C4 reportedly paid north of £500,000 for Desperate Housewives 10 years ago after losing a bidding war to Sky 1 for Lost. But Hunt said the channel no longer even brings a shopping list to the screenings and prefers commissioning its own dramas instead.

As a result, the LA Screenings is slowly becoming less of a deal-making destination for many British broadcasters. Keenan insists, however, that it will likely remain an essential week in the diary.

“Ultimately the reason for screenings is to see the shows, but it’s now also an opportunity to speak to the showrunners and ask them about their ambitions for their projects, which is really important,” she said.

“Over the years, I’ve asked the showrunners about their shows and if you don’t get a compelling sense of where they’re going, that can make you a little wary of going for it at the pilot stage.”

Broadcast Three To Watch

MAN WITH A PLAN (CBS)


Distributor CBS Studios International
Description CBS multi-camera comedy stars new Top Gear host Matt LeBlanc as a father struggling to look after his children when his wife goes back to work.

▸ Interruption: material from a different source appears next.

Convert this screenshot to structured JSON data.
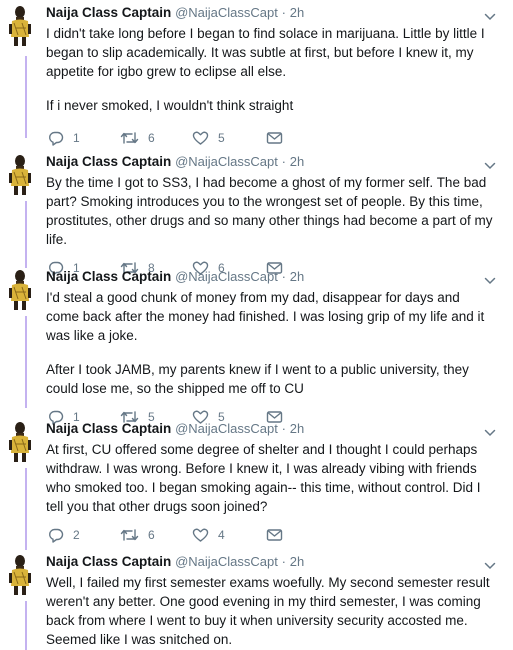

The show was described by CBS’s global distribution boss Armando Nuñez as the type of “good old-fashioned sitcom” that international buyers are calling out for. Created by Jackie and Jeff Filgo, CBS hopes it will be more Friends than Joey.

THIS IS US (NBC)


Distributor Twentieth Century Fox Television
Description NBC relationship drama follows an ensemble cast who are all born on the same day. The trailer has reached more than 60 million viewers in one week on Facebook and YouTube, making it one of the surprise breakthrough shows at the LA Screenings. It is produced by Dan Fogelman, the man behind Bristolshot ABC comedy Galavant and Steve Carrell feature film Crazy, Stupid, Love.

SON OF ZORN (FOX)

Son of Zorn


Distributor Twentieth Century Fox Television
Description This half-animated, half live-action comedy is part Curb Your Enthusiasm, part He-Man and centres on a barbarian father struggling to reconnect with his son and ex-wife after returning to Earth. Voiced by Jason Sudekis and starring Cheryl Hines, it was one of the most divisive shows in LA. One UK buyer described it as the “best comedy pilot I’ve seen in years” and another branded it “the worst show I can remember seeing”.